Et je me remis à manger de grand appétit.

— Ce gaillard-là et moi, reprit-il en me montrant le cadavre d’un faible mouvement de tête, — ce gaillard-là et moi, — c’était un nommé O’Brien, un misérable Irlandais, — eh bien, lui et moi nous avions pris un peu de toile avec l’intention de rentrer au mouillage !… Mais il est mort, à présent, mort comme un sabot ; et je ne vois guère qui pourra se charger de diriger le navire… Ce ne sera toujours pas toi, je pense, à moins que je te dise ce qu’il y a à faire… Eh bien, voici ce que je propose : tu me donneras à boire et à manger, avec un vieux mouchoir pour bander ma blessure ; et moi je t’indiquerai la manœuvre… C’est ce qui s’appelle parler, pas vrai ?…
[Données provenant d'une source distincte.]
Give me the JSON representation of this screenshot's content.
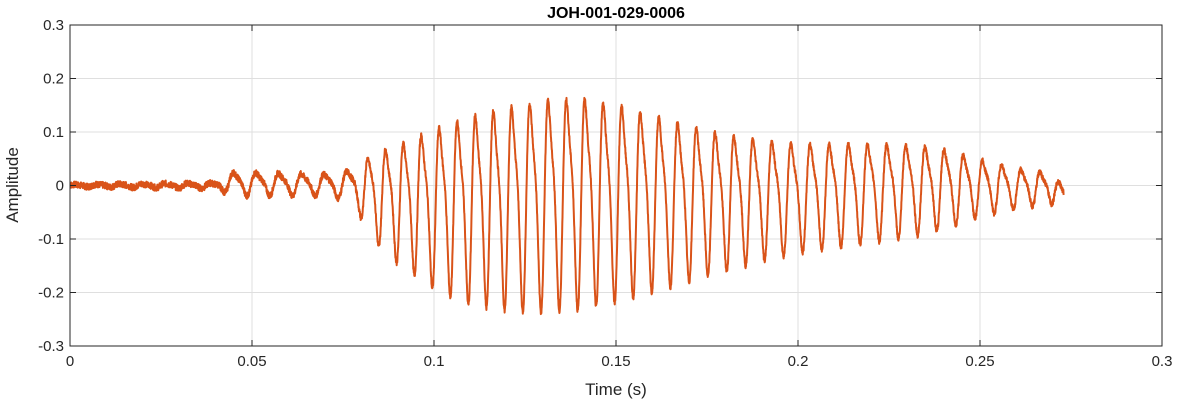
{
  "chart_data": {
    "type": "line",
    "title": "JOH-001-029-0006",
    "xlabel": "Time (s)",
    "ylabel": "Amplitude",
    "xlim": [
      0,
      0.3
    ],
    "ylim": [
      -0.3,
      0.3
    ],
    "grid": true,
    "legend": "none",
    "x_ticks": [
      0,
      0.05,
      0.1,
      0.15,
      0.2,
      0.25,
      0.3
    ],
    "x_tick_labels": [
      "0",
      "0.05",
      "0.1",
      "0.15",
      "0.2",
      "0.25",
      "0.3"
    ],
    "y_ticks": [
      -0.3,
      -0.2,
      -0.1,
      0,
      0.1,
      0.2,
      0.3
    ],
    "y_tick_labels": [
      "-0.3",
      "-0.2",
      "-0.1",
      "0",
      "0.1",
      "0.2",
      "0.3"
    ],
    "series": [
      {
        "color": "#d95319",
        "x": [
          0,
          0.04,
          0.045,
          0.07,
          0.078,
          0.081,
          0.082,
          0.085,
          0.09,
          0.1,
          0.11,
          0.12,
          0.13,
          0.14,
          0.15,
          0.16,
          0.17,
          0.18,
          0.19,
          0.2,
          0.21,
          0.22,
          0.23,
          0.24,
          0.25,
          0.26,
          0.27,
          0.273
        ],
        "upper": [
          0.002,
          0.006,
          0.03,
          0.025,
          0.035,
          0.06,
          0.07,
          0.085,
          0.1,
          0.14,
          0.17,
          0.19,
          0.205,
          0.21,
          0.195,
          0.17,
          0.145,
          0.125,
          0.11,
          0.1,
          0.1,
          0.098,
          0.095,
          0.085,
          0.06,
          0.04,
          0.028,
          0.0
        ],
        "lower": [
          -0.002,
          -0.006,
          -0.02,
          -0.02,
          -0.03,
          -0.08,
          -0.09,
          -0.12,
          -0.15,
          -0.2,
          -0.23,
          -0.24,
          -0.245,
          -0.24,
          -0.225,
          -0.205,
          -0.185,
          -0.165,
          -0.145,
          -0.13,
          -0.12,
          -0.11,
          -0.1,
          -0.085,
          -0.06,
          -0.045,
          -0.035,
          -0.04
        ]
      }
    ]
  }
}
— Il faut que je vous dise une chose, répliquai-je. Je ne veux pas revenir au mouillage du capitaine Kidd. Mon intention est de pénétrer dans la petite rade du Nord et d’y échouer tranquillement le schooner.

— Bien sûr ! s’écria-t-il. C’est une excellente idée. Parbleu, mon fiston, je ne suis pas aussi mauvais diable que j’en ai l’air. J’ai des yeux pour voir, n’est-ce-pas ?… Je sais m’avouer vaincu quand il n’y a pas autre chose à faire. C’est toi qui es le maître, et je n’ai pas le choix… Va donc pour la petite rade du Nord !… Tu me dirais d’aller droit au quai des Pendus, il le faudrait bien, nom d’un tonnerre !… »
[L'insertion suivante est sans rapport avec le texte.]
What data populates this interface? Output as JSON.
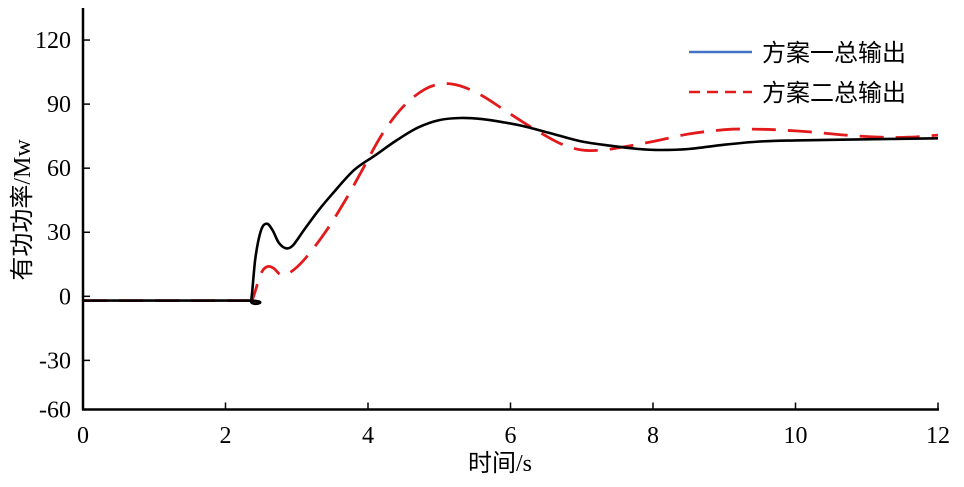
{
  "chart_data": {
    "type": "line",
    "title": "",
    "xlabel": "时间/s",
    "ylabel": "有功功率/Mw",
    "xlim": [
      0,
      12
    ],
    "ylim": [
      -53,
      135
    ],
    "xticks": [
      0,
      2,
      4,
      6,
      8,
      10,
      12
    ],
    "yticks": [
      120,
      90,
      60,
      30,
      0,
      -30,
      -60
    ],
    "grid": false,
    "legend_position": "top-right",
    "series": [
      {
        "name": "方案一总输出",
        "legend_color": "#4472c4",
        "line_color": "#000000",
        "dash": "solid",
        "x": [
          0,
          2.3,
          2.36,
          2.42,
          2.5,
          2.58,
          2.66,
          2.75,
          2.85,
          2.95,
          3.1,
          3.3,
          3.5,
          3.8,
          4.1,
          4.4,
          4.7,
          5.0,
          5.3,
          5.6,
          5.9,
          6.2,
          6.6,
          7.0,
          7.4,
          7.8,
          8.1,
          8.5,
          9.0,
          9.5,
          10.0,
          11.0,
          12.0
        ],
        "y": [
          -2,
          -2,
          -2,
          18,
          31,
          34,
          31,
          25,
          22.5,
          24,
          31,
          40,
          48,
          59,
          66,
          73,
          79,
          82.5,
          83.5,
          83,
          81.5,
          79.5,
          76,
          72.5,
          70.5,
          69,
          68.5,
          69,
          71,
          72.5,
          73,
          73.5,
          74
        ]
      },
      {
        "name": "方案二总输出",
        "legend_color": "#e31a1c",
        "line_color": "#e31a1c",
        "dash": "dashed",
        "x": [
          0,
          2.3,
          2.37,
          2.45,
          2.52,
          2.6,
          2.68,
          2.78,
          2.9,
          3.1,
          3.4,
          3.7,
          3.9,
          4.2,
          4.5,
          4.8,
          5.05,
          5.3,
          5.6,
          5.9,
          6.3,
          6.7,
          7.0,
          7.3,
          7.6,
          8.0,
          8.5,
          9.0,
          9.3,
          9.7,
          10.2,
          10.7,
          11.2,
          11.6,
          12.0
        ],
        "y": [
          -2,
          -2,
          -2,
          6,
          12,
          14,
          13,
          10,
          11,
          17,
          30,
          46,
          58,
          76,
          89,
          97,
          99.5,
          98.5,
          94,
          87.5,
          79,
          71.5,
          68.5,
          68.5,
          70,
          72.5,
          76,
          78,
          78.3,
          78,
          77,
          75.5,
          74.5,
          74.5,
          75.5
        ]
      }
    ]
  }
}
C’était faire de nécessité vertu et prendre la chose du bon côté. Le traité fut conclu sur l’heure. En trois minutes, sur les indications de Hands, j’avais mis l’Hispaniola en bonne route, et nous voguions tranquillement le long de la côte, avec vent arrière ; je pouvais espérer de doubler la pointe nord avant midi, de descendre au niveau de la petite rade avant la marée haute, et là, d’échouer le schooner en toute sûreté sur une plage de sable, pour attendre que le jusant le laissât à sec et nous permit de prendre terre.

Quand je vis tout en règle, j’attachai la barre du gouvernail avec un bout de corde et je descendis fouiller dans ma malle, où je pris un foulard de soie qui me venait de ma mère. Je le rapportai au blessé, que j’aidai de mon mieux à panser la large plaie béante qu’il avait à la cuisse ; puis je lui donnai à manger et il but encore une ou deux gorgées d’eau-de-vie. Le résultat fut une amélioration évidente dans son état : il se redressa, se mit à parler plus clairement et plus fort et devint de toute manière un autre homme.

La brise nous favorisait à souhait. Le schooner filait devant elle comme un oiseau ; je voyais fuir la côte à notre droite et le paysage se modifier de minute en minute. Nous eûmes bientôt dépassé les hautes terres, et nous commençâmes de longer un rivage bas et sablonneux, parsemé de sapins nains ; puis nous le laissâmes derrière nous pour doubler la pointe qui termine l’île vers le Nord.

Tout compte fait, j’étais enchanté de moi-même et de ma nouvelle dignité, mis en belle humeur par le beau temps, le soleil et le panorama changeant de la côte. J’avais de l’eau à discrétion, autant de bonnes choses à manger que je pouvais en désirer ; ma conscience, qui m’avait assez durement reproché ma désertion, était maintenant apaisée par la merveilleuse conquête qui en résultait. Mon bonheur aurait été complet, n’eussent été les yeux du second maître, qui me suivaient sur le pont avec une expression que je trouvais ironique, et aussi l’étrange sourire qui s’ébauchait par instant sur ses lèvres. Oui, je ne me trompais pas : il y avait, dans ce sourire, de la souffrance et de la faiblesse, comme dans celui d’un vieillard malade ; mais il y avait aussi un grain de dérision et peut-être de perfidie, quand il croyait que, tout entier à mon ouvrage, je ne le voyais pas m’observer en dessous.